Albert seated himself beside Bertha, who laid her head on his breast, and wept bitterly. His most soothing words were unable to calm her grief. "Bertha," he said, "you were always so stout-hearted; how can you thus give up all hope of a happier destiny?"
"Hope?" she replied, sorrowfully: "to our hope, to our happiness, there is an eternal end."
"But hearken, dearest," replied Albert, who, to cheer up her drooping spirit, endeavoured to inspire her with courage; "let not this slight interruption to our hopes throw its chilling influence over the purity of our love, as if it were to extinguish altogether its bright flame. All will be well yet. Rather let us put our trust in God, and wait his almighty will; for I never can believe that He who knows the secret of our hearts, and has joined them together by the indissoluble tie of faithful attachment, will not, in his own way, make all things to work for our good." These consoling words produced a smile upon her countenance; but it pourtrayed the character of despondency rather than of hope.
She replied, after a short silence, "Listen to me with attention, Albert. I must acquaint you with a profound secret, upon which hangs my father's life. He is as bitter an enemy to the League, as he is the firm friend of the Duke.
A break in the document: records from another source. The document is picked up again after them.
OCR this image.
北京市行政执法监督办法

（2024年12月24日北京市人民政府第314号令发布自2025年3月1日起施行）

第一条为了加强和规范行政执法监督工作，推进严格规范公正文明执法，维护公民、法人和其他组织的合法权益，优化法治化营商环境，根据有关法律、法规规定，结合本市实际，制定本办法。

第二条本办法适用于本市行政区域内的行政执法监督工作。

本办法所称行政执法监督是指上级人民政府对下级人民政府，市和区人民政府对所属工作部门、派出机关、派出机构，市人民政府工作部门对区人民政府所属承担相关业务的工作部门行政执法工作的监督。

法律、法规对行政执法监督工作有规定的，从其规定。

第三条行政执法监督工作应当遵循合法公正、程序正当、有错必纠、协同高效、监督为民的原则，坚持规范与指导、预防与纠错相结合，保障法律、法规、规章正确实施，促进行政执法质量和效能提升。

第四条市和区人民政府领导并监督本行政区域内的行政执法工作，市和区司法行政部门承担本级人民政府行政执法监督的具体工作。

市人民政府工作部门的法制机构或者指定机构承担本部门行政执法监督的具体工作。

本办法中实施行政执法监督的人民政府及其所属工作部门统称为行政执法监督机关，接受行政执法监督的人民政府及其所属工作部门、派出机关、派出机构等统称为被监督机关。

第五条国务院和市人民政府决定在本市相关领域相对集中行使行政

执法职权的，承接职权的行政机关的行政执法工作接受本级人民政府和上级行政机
He is not come here solely for the purpose of fetching his daughter home; no, he is using his utmost endeavour to find out the plans of the enemy, and with money and address to spread distrust and confusion among them. Do you suppose, then, that such a determined adversary to the League, would ever consent to give his daughter to a man who seeks to raise himself by our destruction? to one who has attached himself to a party, whose object is not justice, but plunder?"
"Your zeal, Bertha, for the Duke's cause, carries you too far," the young man interrupted her; "you ought to know that many an honourable man serves in our army."
"And even if this were the case," she replied, with animation, "still they are deceived and led away, as you yourself also are."
"How are you so certain of that?" answered Albert, who, though he suspected she was somewhat right, blushed to find the party he had espoused should be so vilified by his beloved: "might not your father be also equally blinded and deceived? How can he serve with such zeal the cause of that proud ambitious Duke, who murders his nobility, treads his citizens in the dust, squanders the industry of the land in riotous living, and allows his peasantry to starve with hunger?"
"Yes, his enemies represent him in this light," she replied; "this army speaks of him in the same terms; but ask those below, on the banks of the Neckar, if they do not love their hereditary Prince, though his hand may lay heavy on them at times? Ask those faithful men who have rallied around him, whether they are not willing and ready, to shed their blood for the grand-child of Eberhard, rather than allow that proud Duke of Bavaria, that rapacious nobility, those needy townsfolk to tread their land?"
Albert was thoughtfully silent for a time. "But," he asked, "how can his warmest supporters exculpate him from the murder of Hutten?"
"You are very ready to talk of your honour," Bertha answered, "and will not suffer the Duke to defend his own. Hutten did not fall by treachery, as his partisans have given out to the world, but in honourable fight, in which the Duke's life was equally exposed. I do not wish to excuse him for all his actions, but it is but just to remember, that a young man, like him, surrounded by evil advisers, has not the power always to act wisely. But he is really good, and if you knew how mild and humane he can be!"